Awkwafina Played Sandra Oh In A 'Saturday Night Live' Sketch About The #MeToo Anniversary — VIDEO

It's been a year since the Harvey Weinstein story broke, and Saturday Night Live commented on the anniversary of the #MeToo movement with a funny, but pointed sketch. On Saturday, SNL's film panel sketch got real about the #MeToo movement and representation in Hollywood. The sketch was a parody of the actor round-tables that are popular at film festivals. Cecily Strong played Marion Cotillard, Heidi Gardner took on the role of Allison Janney, and the night's host, Awkwafina appeared as Sandra Oh. The comic relief came from Kate McKinnon, reprising her Debette Goldry character, an elderly and out-of-touch actor with no real idea what's going on.

In the sketch, Aidy Bryant played a moderator and asked the actors for their thoughts on the last year and the future of Hollywood. The answers ranged from some serious and relevant thoughts, to the ridiculous, which mostly came from Debette. "It's the one year anniversary of the Harvey Weinstein story," Bryant said. "Despite the strides Hollywood has made, what still needs to change?" In response, Strong's Cotillard said that men need to stop shutting women out from the industry, and Gardner's Janney replied that bad men didn't deserve second chances. Of course, McKinnon's Goldry gave an answer that was a little less timely. She said: "They need to stop using our finger prints when they commit party murders."

Saturday Night Live on YouTube

While this wasn't the only funny interaction between McKinnon's Goldry and the other actors, the sketch also made more serious comments on the #MeToo moment. When asked how the movement spread to the culture at large, Awkwafina responded with a serious answer from Oh. "You see it with politics now, more women are coming forward," she said. Strong's Cotillard also commented on the current political moment. "You can see it in those hearings, there is a double standard," she said. "If a woman acted the way he did, she'd be labeled hysterical."

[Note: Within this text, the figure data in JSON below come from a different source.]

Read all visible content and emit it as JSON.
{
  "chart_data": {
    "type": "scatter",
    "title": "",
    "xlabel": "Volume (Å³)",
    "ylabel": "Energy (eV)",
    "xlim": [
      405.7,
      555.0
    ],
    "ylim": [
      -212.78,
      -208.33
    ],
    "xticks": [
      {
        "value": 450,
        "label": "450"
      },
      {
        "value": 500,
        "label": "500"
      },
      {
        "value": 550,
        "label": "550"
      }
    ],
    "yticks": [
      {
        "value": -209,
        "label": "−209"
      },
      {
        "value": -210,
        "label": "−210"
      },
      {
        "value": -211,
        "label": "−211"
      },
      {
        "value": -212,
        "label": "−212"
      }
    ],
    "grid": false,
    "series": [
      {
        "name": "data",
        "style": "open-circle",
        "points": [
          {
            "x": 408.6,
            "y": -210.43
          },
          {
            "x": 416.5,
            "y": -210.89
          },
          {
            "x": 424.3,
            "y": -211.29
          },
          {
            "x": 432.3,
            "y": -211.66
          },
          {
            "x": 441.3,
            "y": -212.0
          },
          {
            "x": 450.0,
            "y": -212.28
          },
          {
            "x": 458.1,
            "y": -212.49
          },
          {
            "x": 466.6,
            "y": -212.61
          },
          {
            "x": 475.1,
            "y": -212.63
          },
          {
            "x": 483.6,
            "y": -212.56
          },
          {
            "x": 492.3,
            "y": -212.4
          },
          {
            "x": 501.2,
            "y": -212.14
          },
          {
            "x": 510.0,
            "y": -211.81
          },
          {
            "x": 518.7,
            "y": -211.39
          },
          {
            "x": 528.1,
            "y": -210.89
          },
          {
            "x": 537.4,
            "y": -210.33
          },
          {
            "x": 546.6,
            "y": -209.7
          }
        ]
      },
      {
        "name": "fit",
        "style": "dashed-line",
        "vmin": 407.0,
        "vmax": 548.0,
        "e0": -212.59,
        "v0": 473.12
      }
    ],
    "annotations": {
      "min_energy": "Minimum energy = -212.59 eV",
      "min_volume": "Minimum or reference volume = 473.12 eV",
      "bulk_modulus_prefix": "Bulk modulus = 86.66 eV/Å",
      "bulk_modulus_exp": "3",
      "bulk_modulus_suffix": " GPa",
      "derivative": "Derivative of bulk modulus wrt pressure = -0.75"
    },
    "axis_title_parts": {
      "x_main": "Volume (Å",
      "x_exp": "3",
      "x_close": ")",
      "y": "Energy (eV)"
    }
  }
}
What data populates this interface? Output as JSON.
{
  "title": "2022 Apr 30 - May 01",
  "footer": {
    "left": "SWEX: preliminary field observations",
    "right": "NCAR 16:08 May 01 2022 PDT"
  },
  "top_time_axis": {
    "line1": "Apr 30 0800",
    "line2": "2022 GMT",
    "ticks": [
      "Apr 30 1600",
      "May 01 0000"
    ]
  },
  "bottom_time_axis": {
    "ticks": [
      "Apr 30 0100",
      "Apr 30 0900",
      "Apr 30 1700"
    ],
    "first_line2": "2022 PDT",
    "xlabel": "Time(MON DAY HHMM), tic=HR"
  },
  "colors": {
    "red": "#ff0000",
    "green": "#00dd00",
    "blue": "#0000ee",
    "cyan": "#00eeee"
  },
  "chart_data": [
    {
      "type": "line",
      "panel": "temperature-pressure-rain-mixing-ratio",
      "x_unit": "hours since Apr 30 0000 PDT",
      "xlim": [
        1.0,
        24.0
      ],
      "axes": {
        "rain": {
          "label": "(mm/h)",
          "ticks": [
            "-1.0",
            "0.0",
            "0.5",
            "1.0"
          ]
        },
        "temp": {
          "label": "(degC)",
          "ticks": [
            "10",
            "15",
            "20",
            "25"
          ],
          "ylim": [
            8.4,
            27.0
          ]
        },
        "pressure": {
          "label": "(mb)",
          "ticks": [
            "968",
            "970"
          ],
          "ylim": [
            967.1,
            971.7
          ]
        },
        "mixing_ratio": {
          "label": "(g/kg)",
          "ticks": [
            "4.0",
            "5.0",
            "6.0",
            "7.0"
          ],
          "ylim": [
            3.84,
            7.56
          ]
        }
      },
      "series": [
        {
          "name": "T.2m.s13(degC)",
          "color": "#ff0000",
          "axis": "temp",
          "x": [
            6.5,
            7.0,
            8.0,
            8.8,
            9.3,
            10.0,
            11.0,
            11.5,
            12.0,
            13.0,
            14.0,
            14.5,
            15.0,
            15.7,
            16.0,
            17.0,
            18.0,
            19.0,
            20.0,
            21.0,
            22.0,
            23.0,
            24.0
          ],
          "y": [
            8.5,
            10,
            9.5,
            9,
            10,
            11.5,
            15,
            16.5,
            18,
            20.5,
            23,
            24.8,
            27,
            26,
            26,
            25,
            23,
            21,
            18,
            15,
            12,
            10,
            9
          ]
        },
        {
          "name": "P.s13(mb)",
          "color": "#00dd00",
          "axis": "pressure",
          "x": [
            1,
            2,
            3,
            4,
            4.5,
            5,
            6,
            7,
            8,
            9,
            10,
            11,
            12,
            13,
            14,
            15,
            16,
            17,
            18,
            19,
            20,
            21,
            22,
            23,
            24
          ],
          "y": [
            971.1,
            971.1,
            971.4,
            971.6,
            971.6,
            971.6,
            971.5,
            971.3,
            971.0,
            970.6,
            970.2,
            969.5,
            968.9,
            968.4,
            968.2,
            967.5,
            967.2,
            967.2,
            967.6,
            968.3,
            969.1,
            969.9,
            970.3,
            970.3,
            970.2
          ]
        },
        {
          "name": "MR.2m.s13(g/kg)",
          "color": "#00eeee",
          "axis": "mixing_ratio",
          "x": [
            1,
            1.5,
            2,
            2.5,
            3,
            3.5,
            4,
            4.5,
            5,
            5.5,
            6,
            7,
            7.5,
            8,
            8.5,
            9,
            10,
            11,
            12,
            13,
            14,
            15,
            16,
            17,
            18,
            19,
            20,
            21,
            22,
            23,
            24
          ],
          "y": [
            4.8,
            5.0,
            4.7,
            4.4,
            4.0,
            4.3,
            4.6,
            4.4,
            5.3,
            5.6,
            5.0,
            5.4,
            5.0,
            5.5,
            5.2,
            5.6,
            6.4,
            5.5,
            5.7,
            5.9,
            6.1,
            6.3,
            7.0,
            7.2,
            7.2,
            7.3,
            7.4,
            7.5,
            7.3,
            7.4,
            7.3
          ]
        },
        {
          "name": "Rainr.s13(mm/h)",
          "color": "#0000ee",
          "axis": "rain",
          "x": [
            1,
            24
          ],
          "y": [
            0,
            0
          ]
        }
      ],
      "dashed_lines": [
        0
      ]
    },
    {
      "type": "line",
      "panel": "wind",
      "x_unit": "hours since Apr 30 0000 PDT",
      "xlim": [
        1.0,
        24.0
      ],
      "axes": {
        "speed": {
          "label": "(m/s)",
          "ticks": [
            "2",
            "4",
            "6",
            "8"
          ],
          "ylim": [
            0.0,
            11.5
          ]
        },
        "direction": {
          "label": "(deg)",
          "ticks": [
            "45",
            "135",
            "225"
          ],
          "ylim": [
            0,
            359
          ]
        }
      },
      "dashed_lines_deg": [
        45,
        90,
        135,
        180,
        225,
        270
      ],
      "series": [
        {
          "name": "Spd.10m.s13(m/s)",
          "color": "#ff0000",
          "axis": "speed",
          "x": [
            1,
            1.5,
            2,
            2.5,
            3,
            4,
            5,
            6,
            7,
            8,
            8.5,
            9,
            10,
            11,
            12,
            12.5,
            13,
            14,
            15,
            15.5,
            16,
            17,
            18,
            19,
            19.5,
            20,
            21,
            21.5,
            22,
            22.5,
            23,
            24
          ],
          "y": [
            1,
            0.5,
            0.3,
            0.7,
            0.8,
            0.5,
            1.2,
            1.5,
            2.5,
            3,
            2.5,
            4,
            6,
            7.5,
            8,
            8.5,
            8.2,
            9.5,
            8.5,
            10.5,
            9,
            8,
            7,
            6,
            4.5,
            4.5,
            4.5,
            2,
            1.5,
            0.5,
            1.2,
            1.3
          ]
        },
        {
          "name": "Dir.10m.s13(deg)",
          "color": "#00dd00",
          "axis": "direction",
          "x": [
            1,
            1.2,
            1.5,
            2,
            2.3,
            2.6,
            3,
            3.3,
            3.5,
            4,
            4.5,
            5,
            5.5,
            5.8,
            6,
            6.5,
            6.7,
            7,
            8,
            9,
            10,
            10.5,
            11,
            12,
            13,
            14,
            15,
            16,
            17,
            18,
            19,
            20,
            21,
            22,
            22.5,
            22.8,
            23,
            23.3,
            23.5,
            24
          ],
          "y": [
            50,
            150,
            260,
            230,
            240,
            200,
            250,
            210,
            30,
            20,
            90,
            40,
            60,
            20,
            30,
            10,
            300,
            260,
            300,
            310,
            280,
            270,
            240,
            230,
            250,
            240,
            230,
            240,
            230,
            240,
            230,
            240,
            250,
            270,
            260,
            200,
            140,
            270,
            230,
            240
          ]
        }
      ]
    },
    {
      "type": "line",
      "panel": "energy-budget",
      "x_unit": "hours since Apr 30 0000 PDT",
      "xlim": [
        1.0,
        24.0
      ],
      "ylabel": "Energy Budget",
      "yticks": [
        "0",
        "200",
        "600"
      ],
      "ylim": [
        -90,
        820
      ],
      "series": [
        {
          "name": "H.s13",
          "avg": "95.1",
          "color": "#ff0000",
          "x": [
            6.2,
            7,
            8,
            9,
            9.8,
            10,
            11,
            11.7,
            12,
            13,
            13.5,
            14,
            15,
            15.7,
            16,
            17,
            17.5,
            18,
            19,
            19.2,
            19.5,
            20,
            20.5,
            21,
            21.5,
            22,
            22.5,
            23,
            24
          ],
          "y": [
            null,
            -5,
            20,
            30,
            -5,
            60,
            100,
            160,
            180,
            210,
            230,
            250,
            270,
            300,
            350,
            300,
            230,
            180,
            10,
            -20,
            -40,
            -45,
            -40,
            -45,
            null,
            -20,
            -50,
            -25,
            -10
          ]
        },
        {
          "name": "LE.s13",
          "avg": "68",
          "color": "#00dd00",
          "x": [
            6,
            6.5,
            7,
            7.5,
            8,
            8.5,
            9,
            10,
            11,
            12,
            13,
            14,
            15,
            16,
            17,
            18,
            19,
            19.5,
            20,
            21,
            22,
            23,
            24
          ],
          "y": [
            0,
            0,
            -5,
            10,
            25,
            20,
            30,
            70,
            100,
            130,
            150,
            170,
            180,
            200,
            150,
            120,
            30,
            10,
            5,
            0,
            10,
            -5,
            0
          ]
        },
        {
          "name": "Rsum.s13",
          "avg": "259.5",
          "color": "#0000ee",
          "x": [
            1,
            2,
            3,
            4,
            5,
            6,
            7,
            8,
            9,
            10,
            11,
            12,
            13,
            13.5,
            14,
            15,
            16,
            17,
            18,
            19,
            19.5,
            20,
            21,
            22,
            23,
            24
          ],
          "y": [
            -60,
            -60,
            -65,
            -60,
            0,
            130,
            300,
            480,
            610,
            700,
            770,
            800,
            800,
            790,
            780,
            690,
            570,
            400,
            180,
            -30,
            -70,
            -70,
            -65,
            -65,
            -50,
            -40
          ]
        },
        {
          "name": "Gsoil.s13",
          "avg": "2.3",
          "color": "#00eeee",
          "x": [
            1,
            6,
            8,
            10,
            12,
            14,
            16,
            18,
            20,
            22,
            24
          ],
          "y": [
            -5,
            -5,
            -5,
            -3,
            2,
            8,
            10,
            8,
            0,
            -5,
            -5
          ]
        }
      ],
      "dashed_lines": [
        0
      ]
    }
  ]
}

The sketch also addressed how #MeToo relates to issues of representation and diversity. When Bryant's character asked how the movement impacted the types of roles being offered, Awkwafina as Oh made an important point. "It's exciting that this has sort of compounded the existing conversation around representation," she said. "There's so many more roles for Asian women today, whereas before there were almost none." McKinnon's aging actor, hilariously clutching Awkwafina's hand, chimed in to argue. "What? That's not true, there were plenty of fabulous parts for Asian gals in the 1940s. And I played all of them!" Of course, Awkwafina responded to point out how offensive this was.

Giphy

It was a funny exchange, but it also highlights a real issue in Hollywood. In the past, the entertainment industry has a troubling history with whitewashing roles. For example, Cameron Crowe cast Emma Stone, who is white, in Aloha as a character who is part Native Hawaiian and part Chinese. In 2017, Scarlett Johansson was cast in the Ghost in the Shell, even though the role was written for an Asian woman. These are just two examples of whitewashing, but there are many more.

The topic of representation came up throughout the evening, as SNL is actually among the institutions in Hollywood that could also do better to improve diversity. Awkwafina is only the second Asian-American woman to host the show, a statistic she addressed in her opening monologue. Lucy Liu, who hosted the show in 2000, was the first. In 2017, Tiffany Haddish was the first black woman to host the sketch show. In 2016, Melissa Villaseñor made history as the first Latina woman to join the show's cast. The fact that these historic castings and appearances only occurred in recent years shows just how much progress there is left to be made.

Even though Debette Goldry provided comic relief throughout the sketch, but the bit also made serious points about the current cultural movement. It's been a year since the watershed moment in Hollywood began, and for the sake of progress, actors should continue to have these conversations. Even if it's in the form of a funny sketch, it's still important to push the entertainment industry toward better representing its audience.